I believe the issue is that I was not using locking to increment the counters so the while loop would never evaluate to true.

I was able to get it working by only looking for a fail count greater than 0 that way as long as it was incremented by any of the request callback blocks then I know what to do.

I just so happen to have switched to [NSOperationQueue waitUntilAllOperationsAreFinished].

Final code:

/**
 Checks if we can communicate with the APIs

 @result YES if the network is available and all of the registered APIs are responsive
 */
- (BOOL)apisAvailable
{
    // Check network reachability
    if (!_connectionAvailable) {
        return NO;
    }
    // Check API server response
    NSOperationQueue *operationQueue = [[NSOperationQueue alloc] init];
    __block NSInteger failedRequests = 0;
    for (AFHTTPClient *httpClient in _httpClients) {
        // Send heart beat request
        NSMutableURLRequest *request = [httpClient requestWithMethod:@"GET" path:@"" parameters:nil];
        AFHTTPRequestOperation *operation = [[AFHTTPRequestOperation alloc] initWithRequest:request];
        [operation setCompletionBlockWithSuccess:^(AFHTTPRequestOperation *operation, id responseObject) {
            // Server returned good response
        } failure:^(AFHTTPRequestOperation *operation, NSError *error) {
            // Server returned bad response
            failedRequests += 1;
        }];
        [operationQueue addOperation:operation];
    }
    // Wait for heart beat requests to finish
    [operationQueue waitUntilAllOperationsAreFinished];
    // Check final results
    if (failedRequests > 0) {
        return NO;
    }
    return YES;
}

OTHER TIPS

A few suggestions:

  • Never check reachability to determine if a request will succeed.
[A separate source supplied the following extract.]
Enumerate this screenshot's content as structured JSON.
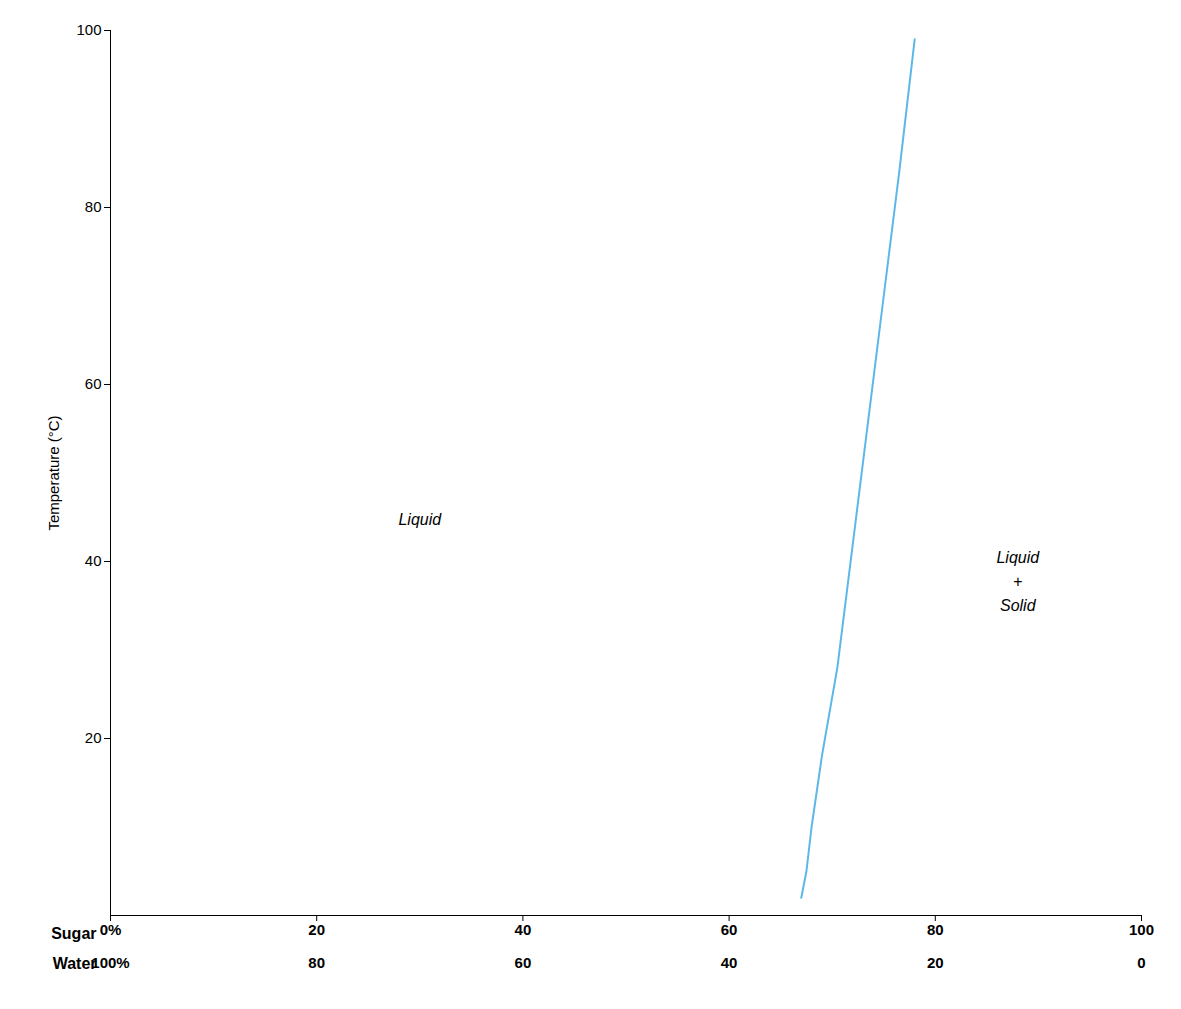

You should try the request; only if it fails should you consult reachability to try and get a best guess as to why. Reachability makes no guarantee about whether a request will fail or succeed.

  • Is this method called on the main thread? Even if you fixed the problem with the requests never completing, it will block the UI the entire time your network requests are running. Since these requests can take potentially a long time, this is a bad experience for the user as well as something the OS will kill your app for if it happens at the wrong time (e.g. at launch).
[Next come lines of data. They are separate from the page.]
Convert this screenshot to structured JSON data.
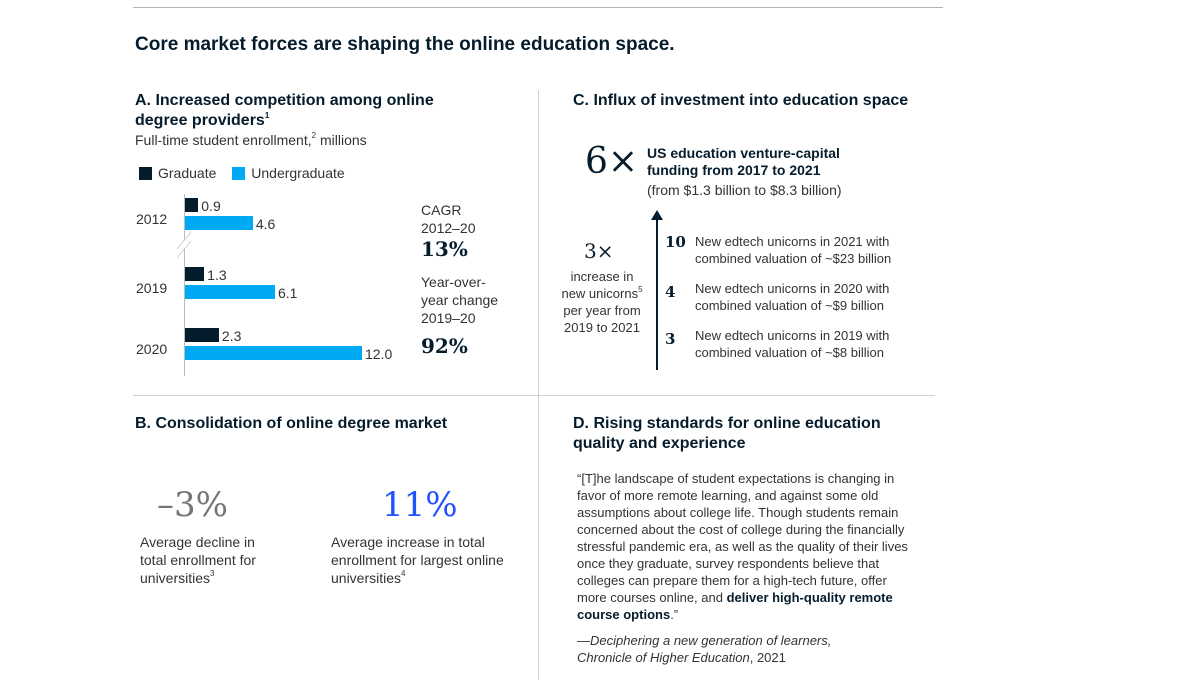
{
  "title": "Core market forces are shaping the online education space.",
  "colors": {
    "graduate": "#051c2c",
    "undergraduate": "#00a9f4",
    "accent_blue": "#2251ff",
    "gray": "#757575"
  },
  "a": {
    "title": "A. Increased competition among online degree providers",
    "title_sup": "1",
    "subtitle": "Full-time student enrollment,",
    "subtitle_sup": "2",
    "subtitle_unit": " millions",
    "cagr_label": "CAGR 2012–20",
    "cagr_value": "13%",
    "yoy_label": "Year-over-year change 2019–20",
    "yoy_value": "92%"
  },
  "chart_data": {
    "type": "bar",
    "orientation": "horizontal",
    "categories": [
      "2012",
      "2019",
      "2020"
    ],
    "series": [
      {
        "name": "Graduate",
        "values": [
          0.9,
          1.3,
          2.3
        ]
      },
      {
        "name": "Undergraduate",
        "values": [
          4.6,
          6.1,
          12.0
        ]
      }
    ],
    "value_labels": [
      [
        "0.9",
        "1.3",
        "2.3"
      ],
      [
        "4.6",
        "6.1",
        "12.0"
      ]
    ],
    "axis_break_between": [
      "2012",
      "2019"
    ],
    "legend": "top-left",
    "xlim": [
      0,
      12
    ]
  },
  "b": {
    "title": "B. Consolidation of online degree market",
    "stats": [
      {
        "value": "–3%",
        "text": "Average decline in total enrollment for universities",
        "sup": "3"
      },
      {
        "value": "11%",
        "text": "Average increase in total enrollment for largest online universities",
        "sup": "4"
      }
    ]
  },
  "c": {
    "title": "C. Influx of investment into education space",
    "multiple": "6×",
    "headline": "US education venture-capital funding from 2017 to 2021",
    "detail": "(from $1.3 billion to $8.3 billion)",
    "unicorn_multiple": "3×",
    "unicorn_text_a": "increase in new unicorns",
    "unicorn_sup": "5",
    "unicorn_text_b": "per year from 2019 to 2021",
    "items": [
      {
        "num": "10",
        "text": "New edtech unicorns in 2021 with combined valuation of ~$23 billion"
      },
      {
        "num": "4",
        "text": "New edtech unicorns in 2020 with combined valuation of ~$9 billion"
      },
      {
        "num": "3",
        "text": "New edtech unicorns in 2019 with combined valuation of ~$8 billion"
      }
    ]
  },
  "d": {
    "title": "D. Rising standards for online education quality and experience",
    "quote": "“[T]he landscape of student expectations is changing in favor of more remote learning, and against some old assumptions about college life. Though students remain concerned about the cost of college during the financially stressful pandemic era, as well as the quality of their lives once they graduate, survey respondents believe that colleges can prepare them for a high-tech future, offer more courses online, and ",
    "quote_bold": "deliver high-quality remote course options",
    "quote_end": ".”",
    "source_italic": "—Deciphering a new generation of learners, Chronicle of Higher Education",
    "source_year": ", 2021"
  }
}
  • Looping while calling sleep or equivalent is wasteful of CPU resources and memory, as well as prevents the thread's runloop from servicing any timers, event handler or callbacks. (Which is probably why the networking completion blocks never get to run.) If you can avoid blocking a thread, you should. In addition, Cocoa will very often be unhappy if you do this on an NSThread you didn't create yourself.

I see two options:

  1. Use dispatch_groups to wait for all of your requests to finish. Instead of blocking your calling thread, you should instead take a completion block to call when you're done. So, instead of returning a BOOL, take a completion block which takes a BOOL. Something like - (void)determineIfAPIIsAvailable:(void(^)(BOOL))completionBlock;

  2. Get rid of this method altogether. What are you using this method for? It's almost certainly a better idea to just try to use your API and report appropriate errors to the user when things fail rather than to try to guess if a request to the API will succeed beforehand.